O cineasta Pedro Costa foi um dos convidados do Motelx 2020

(Fotos: Divulgação)

Não é todos os dias que se tem o vencedor do festival de Locarno no Motelx, avisou João Monteiro nos momentos iniciais da sua conversa com o cineasta Pedro Costa, convidado este ano da secção Quarto Perdido.

Num diálogo com cerca de uma hora de duração, que decorreu no sábado passado (12/09), no Cinema São Jorge, Pedro Costa abordou a afinidade do seu cinema com o de Jacques Tourneur. “Devo ter visto o ‘Cat People‘, como muita gente, na televisão, mas realmente a primeira vez que vi um filme dele a sério, que apanhei um choque, que tive uma revelação, foi num ciclo organizado pelo João Bénard da Costa na Gulbenkian no princípio dos anos 80. (…) Foi com o ‘Stars in My Crown‘. Não é um filme de terror, também não é um western. É um semi-western sobre um pastor no oeste numa pequena aldeia. Há duas coisas que acontecem: há uma peste, um miúdo que bebe água e aquilo propaga-se. E há um milagre – uma pessoa que está muito mal com essa maleita e ressuscita. (…) Tourneur soube trabalhar os géneros, porque é um filme sobre uma peste, como é que a coisa se infecta, mas não só a peste, também o racismo.

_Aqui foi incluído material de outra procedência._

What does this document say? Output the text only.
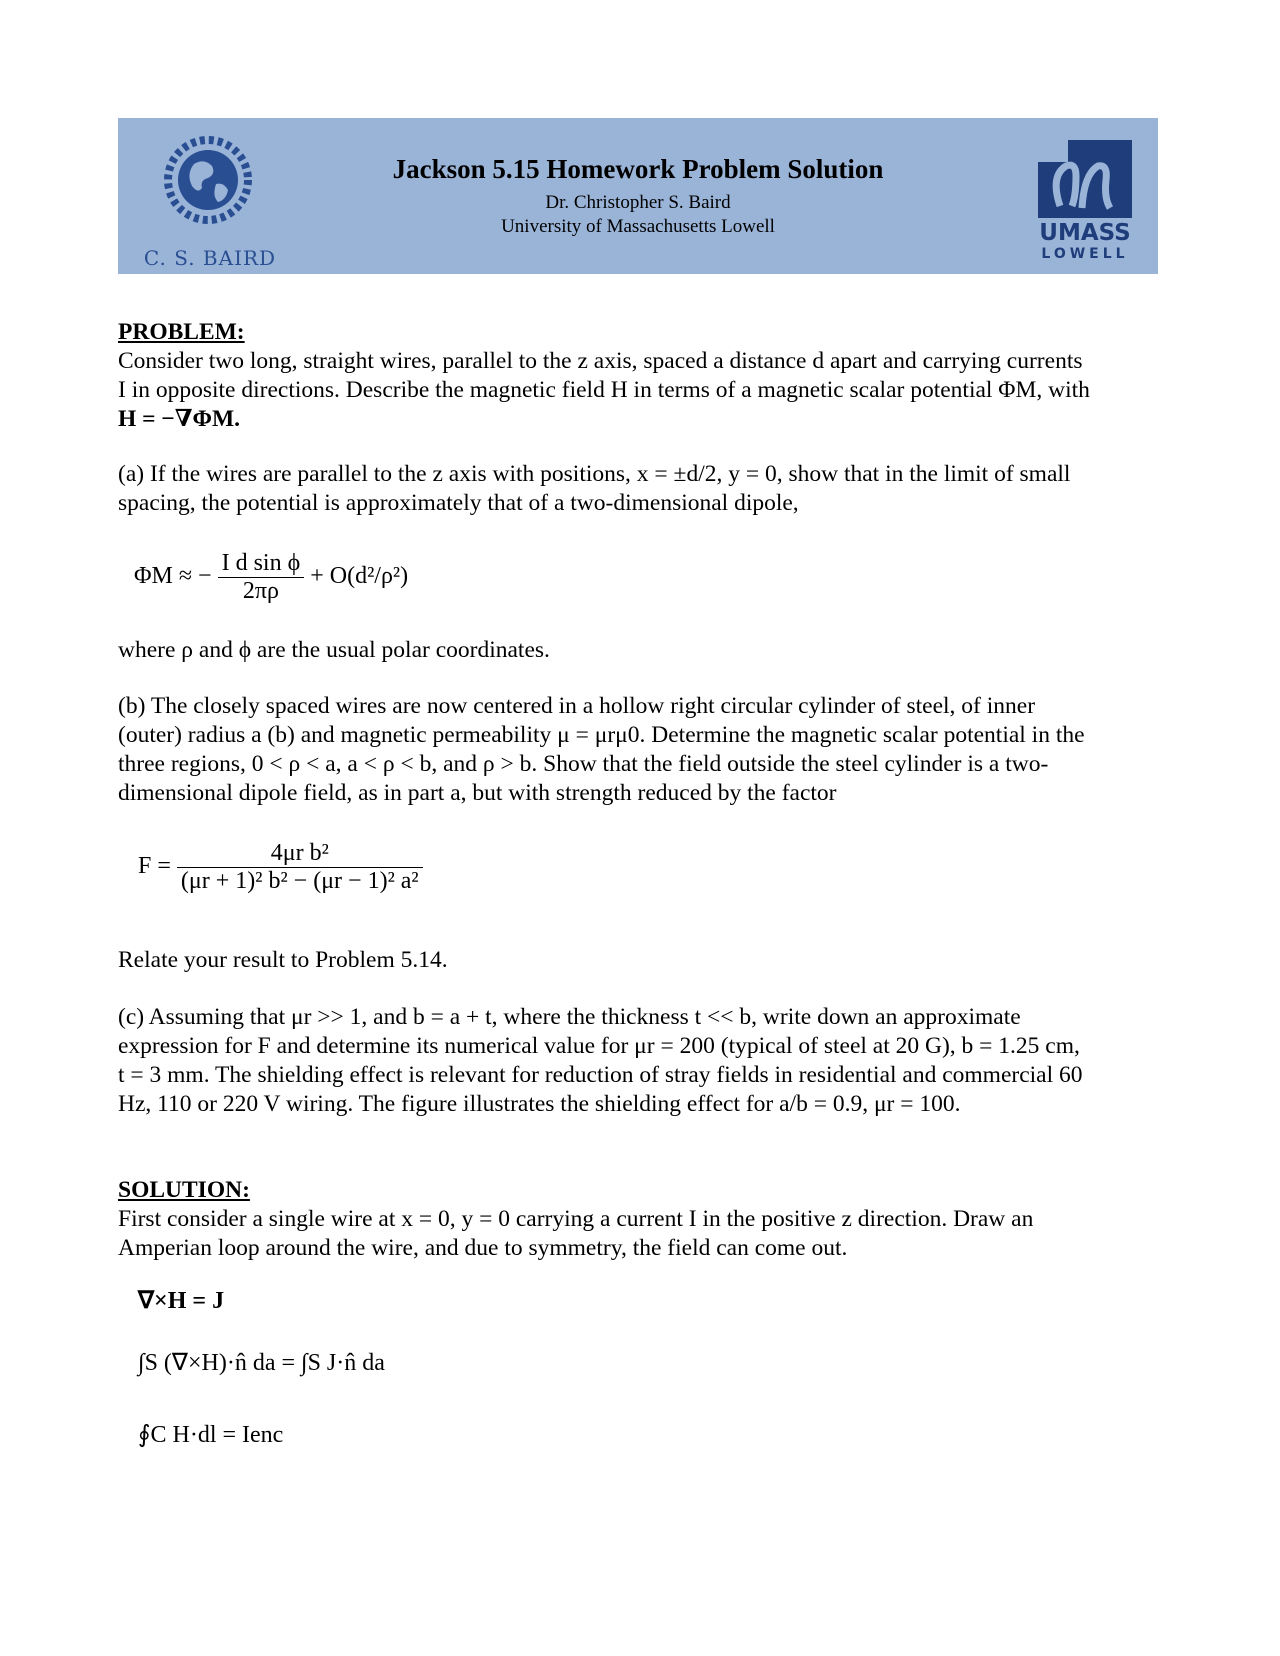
C. S. BAIRD
Jackson 5.15 Homework Problem Solution
Dr. Christopher S. Baird
University of Massachusetts Lowell	UMASS
LOWELL
PROBLEM:
Consider two long, straight wires, parallel to the z axis, spaced a distance d apart and carrying currents
I in opposite directions. Describe the magnetic field H in terms of a magnetic scalar potential ΦM, with
H = −∇ΦM.
(a) If the wires are parallel to the z axis with positions, x = ±d/2, y = 0, show that in the limit of small
spacing, the potential is approximately that of a two-dimensional dipole,
ΦM ≈ − $\frac{\text{I d sin ϕ}}{2\pi\rho} + O(d^2/\rho^2)$
where ρ and ϕ are the usual polar coordinates.
(b) The closely spaced wires are now centered in a hollow right circular cylinder of steel, of inner
(outer) radius a (b) and magnetic permeability μ = μrμ0. Determine the magnetic scalar potential in the
three regions, 0 < ρ < a, a < ρ < b, and ρ > b. Show that the field outside the steel cylinder is a two-
dimensional dipole field, as in part a, but with strength reduced by the factor
$F = \frac{\text{4μr b²}}{\text{(μr + 1)² b² − (μr − 1)² a²}}$
Relate your result to Problem 5.14.
(c) Assuming that μr >> 1, and b = a + t, where the thickness t << b, write down an approximate
expression for F and determine its numerical value for μr = 200 (typical of steel at 20 G), b = 1.25 cm,
t = 3 mm. The shielding effect is relevant for reduction of stray fields in residential and commercial 60
Hz, 110 or 220 V wiring. The figure illustrates the shielding effect for a/b = 0.9, μr = 100.
SOLUTION:
First consider a single wire at x = 0, y = 0 carrying a current I in the positive z direction. Draw an
Amperian loop around the wire, and due to symmetry, the field can come out.
∇×H = J
∫S (∇×H)·n̂ da = ∫S J·n̂ da
∮C H·dl = Ienc
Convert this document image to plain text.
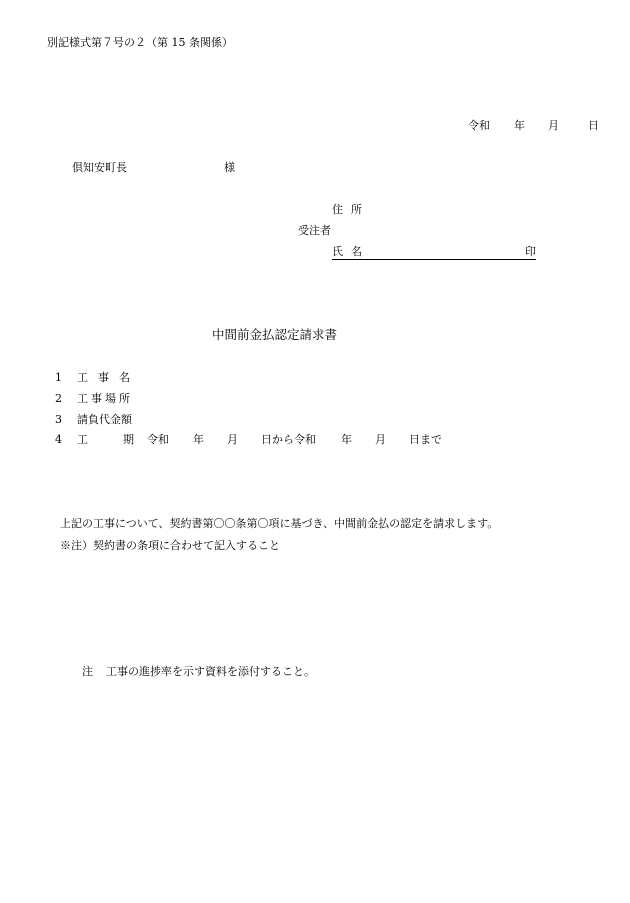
別記様式第７号の２（第 15 条関係）
令和 年 月	日
倶知安町長	様
住所
受注者
氏名	印
中間前金払認定請求書
1 工事名
2 工事場所
3 請負代金額
4 工	期 令和 年 月 日から令和 年 月 日まで
上記の工事について、契約書第〇〇条第〇項に基づき、中間前金払の認定を請求します。
※注）契約書の条項に合わせて記入すること
注 工事の進捗率を示す資料を添付すること。
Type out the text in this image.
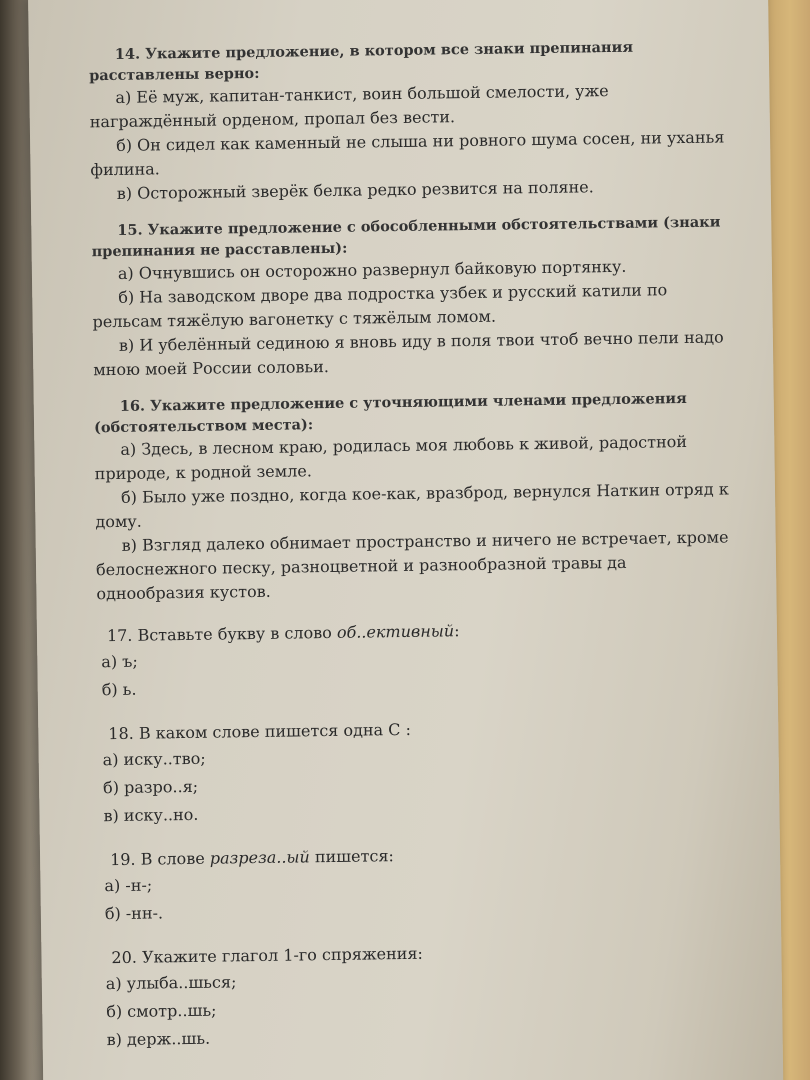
14. Укажите предложение, в котором все знаки препинания расставлены верно:
а) Её муж, капитан-танкист, воин большой смелости, уже награждённый орденом, пропал без вести.
б) Он сидел как каменный не слыша ни ровного шума сосен, ни уханья филина.
в) Осторожный зверёк белка редко резвится на поляне.
15. Укажите предложение с обособленными обстоятельствами (знаки препинания не расставлены):
а) Очнувшись он осторожно развернул байковую портянку.
б) На заводском дворе два подростка узбек и русский катили по рельсам тяжёлую вагонетку с тяжёлым ломом.
в) И убелённый сединою я вновь иду в поля твои чтоб вечно пели надо мною моей России соловьи.
16. Укажите предложение с уточняющими членами предложения (обстоятельством места):
а) Здесь, в лесном краю, родилась моя любовь к живой, радостной природе, к родной земле.
б) Было уже поздно, когда кое-как, вразброд, вернулся Наткин отряд к дому.
в) Взгляд далеко обнимает пространство и ничего не встречает, кроме белоснежного песку, разноцветной и разнообразной травы да однообразия кустов.
17. Вставьте букву в слово об..ективный:
а) ъ;
б) ь.
18. В каком слове пишется одна С :
а) иску..тво;
б) разро..я;
в) иску..но.
19. В слове разреза..ый пишется:
а) -н-;
б) -нн-.
20. Укажите глагол 1-го спряжения:
а) улыба..шься;
б) смотр..шь;
в) держ..шь.
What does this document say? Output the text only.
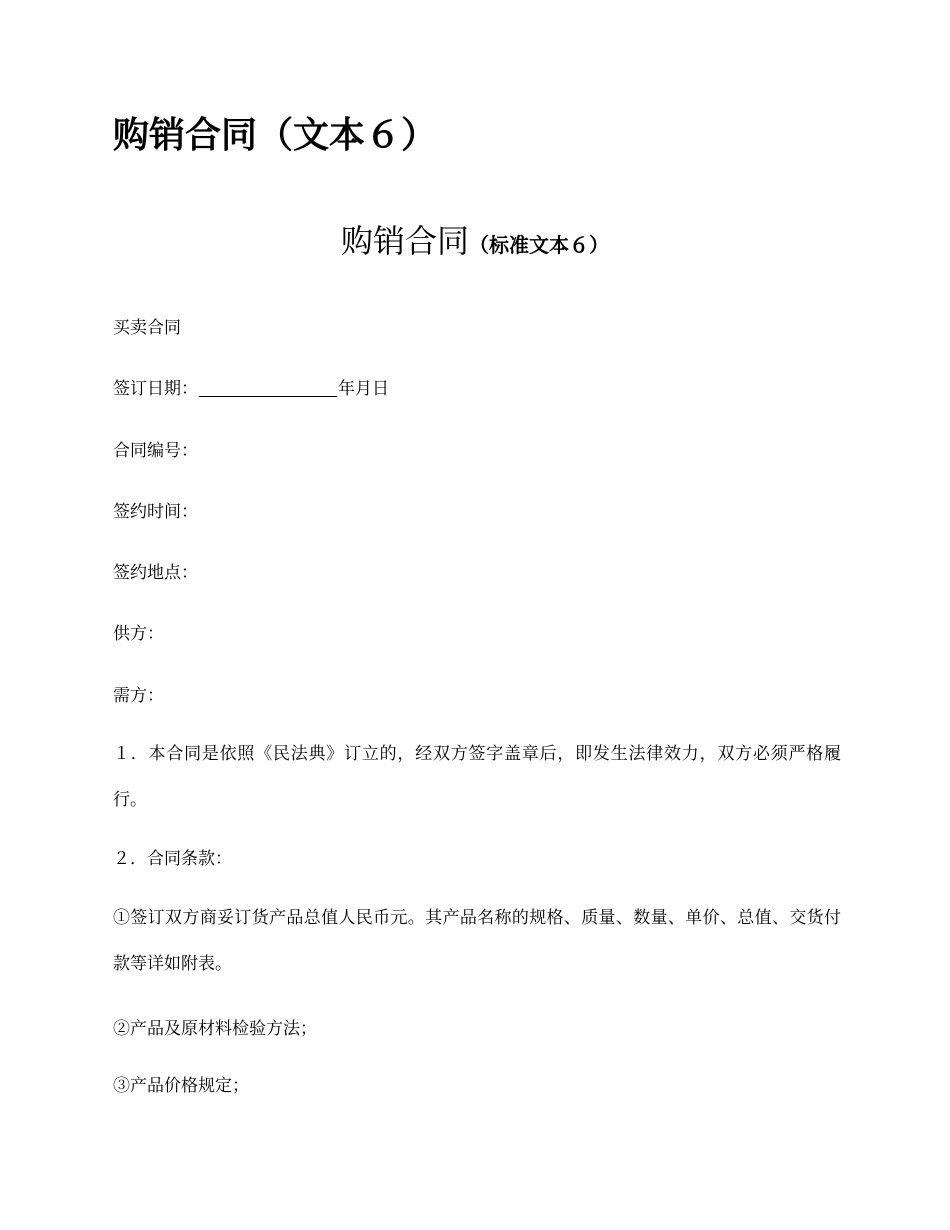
购销合同（文本６）
购销合同（标准文本６）

买卖合同

签订日期：	年月日

合同编号：

签约时间：

签约地点：

供方：

需方：

１．本合同是依照《民法典》订立的，经双方签字盖章后，即发生法律效力，双方必须严格履行。

２．合同条款：

①签订双方商妥订货产品总值人民币元。其产品名称的规格、质量、数量、单价、总值、交货付款等详如附表。

②产品及原材料检验方法；

③产品价格规定；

Descrevendo Stars in My Crown como “uma das mais belas colaborações” entre brancos e negros no cinema, Pedro Costa explicou posteriormente o que o levou nos anos 90 a desenvolver um remake de  “I Walked With A Zombie”, na forma de “Casa de Lava”, projeto produzido por Paul Branco que inicialmente era para ser filmado nos Açores, mas que depois seguiu para Cabo Verde: “Naquela altura a gente vivia numa coisa que aqui se calhar ninguém percebeu que era o cavaquismo. Uma coisa patética. Uma altíssima má onda. Eram [tempos] dos homens da regisconta, contabilistas e economistas que só diziam ‘Progresso, progresso! Europa, Europa! Se calhar foi por isso. Apeteceu-me ir para longe, para fora de Portugal.”, explicou o realizador, lançando ainda alguns detalhes sobre a participação de Edith Scob na produção.

Fantasmas, mutantes… zombies

Fantasmas, mutantes, zombies. Muitas vezes, a crítica especializada usa alguns destes termos para falar dos filmes de Pedro Costa, e descrever as suas personagens (Vitalina, Ventura), algo que desgasta (e chateia) Pedro Costa, especialmente no que diz respeito ao termo associado aos mortos-vivos: “É uma conversa sem pés nem cabeça, uma conversa estúpida que a maior parte das vezes vem dos críticos eruditos”. O realizador acrescentou ainda que há uns anos o termo preferido dos críticos era “fantasmas”, embora entenda que essa palavra “tenha outro estofo“.

Dizer que qualquer pessoa que adormece ou acorda, está transtornada ou deprimida, é um zombie… Não é! Esta conversa agora ofende-me mais porque toda a gente que vive para além de Benfica é zombie. (…) Posso imediatamente contrapor a palavra condenado. Parece-me mais justo, mais certa. A Vitalina e o Ventura são pessoas condenadas desde o princípio como os outros que vêm nos barcos. Assim que a Vitalina entra num avião da TAP para vir para cá, seja porque razão for, está condenada. Está amaldiçoada por todos. Passar disso para um zombie, um fantasma… Ela não é um fantasma. Ela tem 58 anos, não tinha papéis há um ano. Foi dificílimo chegar aos papéis da Vitalina. Foi um ano inteiro durante as filmagens a ir para o Marquês de Pombal. (…) Sei por experiência, na Cova da Moura, na Damaia, nas Fontainhas, na periferia eles sabem que são capazes de fazer as coisas e até de concorrer com o Brad Pitt. Não são zombies nenhuns, são grandes trabalhadores. Pessoas muito vivas”, concluiu.